American artist and educator (born 1957)

Joseph Norman (born March 9, 1957) is an American artist who is currently a professor at the University of Georgia's Lamar Dodd School of Art where he formerly held the title of Chair of the Paintings and Drawings Department.

==Early life and education==
Norman was born in Chicago in 1957 and is the great grandchild of slaves. Norman discovered his proclivity for art at the age of six or seven; on a trip to the Riverview Amusement Park when friends and family opted for bumper cars and roller coasters, Norman instead spent the whole day sitting and snacking on popcorn while observing the artists make portraits and caricatures. He received his MA from the University of Illinois and MFA from the University of Cincinnati.

==Art career==
Norman's work has been exhibited internationally in the United States, Costa Rica, and Canada.

His works explore his own lived experiences as a Black man as well as systemic racism and broader issues in Black art. A review in Newport This Week described his artistic practice: "Without pulling punches, Norman, especially in his lithographs, has confronted people with ugly truths about race, social injustice and other issues we are still coming to terms with."

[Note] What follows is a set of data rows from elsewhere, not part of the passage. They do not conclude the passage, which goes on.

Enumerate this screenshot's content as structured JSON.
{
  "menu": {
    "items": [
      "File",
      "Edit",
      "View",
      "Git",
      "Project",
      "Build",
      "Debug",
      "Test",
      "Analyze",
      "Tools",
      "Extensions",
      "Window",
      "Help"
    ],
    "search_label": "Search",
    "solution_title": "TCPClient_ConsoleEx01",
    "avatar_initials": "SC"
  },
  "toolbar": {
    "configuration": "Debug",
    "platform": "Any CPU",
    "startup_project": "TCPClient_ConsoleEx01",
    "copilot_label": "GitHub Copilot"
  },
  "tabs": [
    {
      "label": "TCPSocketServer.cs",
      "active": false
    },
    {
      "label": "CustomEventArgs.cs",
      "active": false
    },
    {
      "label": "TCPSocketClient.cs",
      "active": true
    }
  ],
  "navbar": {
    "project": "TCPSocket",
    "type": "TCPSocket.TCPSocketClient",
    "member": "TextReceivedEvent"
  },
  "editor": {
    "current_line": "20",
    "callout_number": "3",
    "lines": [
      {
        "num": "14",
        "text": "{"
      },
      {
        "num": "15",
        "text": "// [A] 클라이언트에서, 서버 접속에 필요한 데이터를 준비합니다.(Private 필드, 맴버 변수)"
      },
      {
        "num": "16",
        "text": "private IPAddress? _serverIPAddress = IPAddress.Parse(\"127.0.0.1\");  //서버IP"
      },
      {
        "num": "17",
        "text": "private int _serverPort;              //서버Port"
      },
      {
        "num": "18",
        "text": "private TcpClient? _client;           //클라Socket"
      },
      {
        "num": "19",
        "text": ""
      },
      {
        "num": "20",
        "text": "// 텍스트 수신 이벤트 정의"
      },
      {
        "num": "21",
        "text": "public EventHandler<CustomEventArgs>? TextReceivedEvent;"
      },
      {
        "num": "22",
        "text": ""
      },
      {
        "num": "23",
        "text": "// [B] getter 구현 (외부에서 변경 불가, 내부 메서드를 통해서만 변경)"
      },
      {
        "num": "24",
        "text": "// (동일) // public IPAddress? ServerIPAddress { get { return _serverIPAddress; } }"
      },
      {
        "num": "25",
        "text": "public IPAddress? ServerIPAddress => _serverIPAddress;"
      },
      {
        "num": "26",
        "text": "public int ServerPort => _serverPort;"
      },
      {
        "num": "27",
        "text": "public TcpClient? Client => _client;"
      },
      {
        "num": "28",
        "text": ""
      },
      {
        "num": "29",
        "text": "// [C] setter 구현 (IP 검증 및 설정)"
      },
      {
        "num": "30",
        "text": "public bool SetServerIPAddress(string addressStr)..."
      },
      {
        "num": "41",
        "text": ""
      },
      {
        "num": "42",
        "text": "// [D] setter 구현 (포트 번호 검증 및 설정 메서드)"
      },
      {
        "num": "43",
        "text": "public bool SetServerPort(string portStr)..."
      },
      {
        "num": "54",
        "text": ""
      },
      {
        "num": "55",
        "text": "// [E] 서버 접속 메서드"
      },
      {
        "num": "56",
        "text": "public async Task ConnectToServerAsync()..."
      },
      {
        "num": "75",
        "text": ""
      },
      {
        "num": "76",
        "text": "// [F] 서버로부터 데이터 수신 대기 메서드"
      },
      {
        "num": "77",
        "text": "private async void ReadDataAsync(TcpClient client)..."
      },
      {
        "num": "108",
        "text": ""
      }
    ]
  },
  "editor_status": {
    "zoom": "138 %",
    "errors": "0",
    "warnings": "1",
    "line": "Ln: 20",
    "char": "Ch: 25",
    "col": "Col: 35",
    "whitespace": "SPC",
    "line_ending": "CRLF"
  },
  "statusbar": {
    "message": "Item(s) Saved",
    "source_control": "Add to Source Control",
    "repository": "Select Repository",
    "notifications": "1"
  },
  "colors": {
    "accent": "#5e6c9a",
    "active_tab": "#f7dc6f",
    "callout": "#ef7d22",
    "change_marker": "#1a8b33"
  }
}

Norman's first solo exhibition was in 1989 at the Museum of the National Center of Afro-American Artists in Boston. In 1995, Norman's show with John Wilson, Dialogue:John Wilson/Joseph Norman opened at the Museum of Fine Arts in Boston. Norman began selling his artwork to the public in 2006 at the request of gallery owner Nancy Hoffman.

As an educator of visual art, Norman has taught at several institutions including the school of the Newport Art Museum, the Rhode Island School of Design, and the University of Georgia, among others. At the University of Georgia, he founded an international study abroad program where students travelled to Latin America, the Galápagos Islands, Ecuador, Costa Rica and Cuba.

==Collections==
Two of Norman's lithographs are in the collection of the Columbia Museum of Art and other works are in the collections of MoMA, the Smithsonian Museum of American Art, as well as 50 other museum and university collections.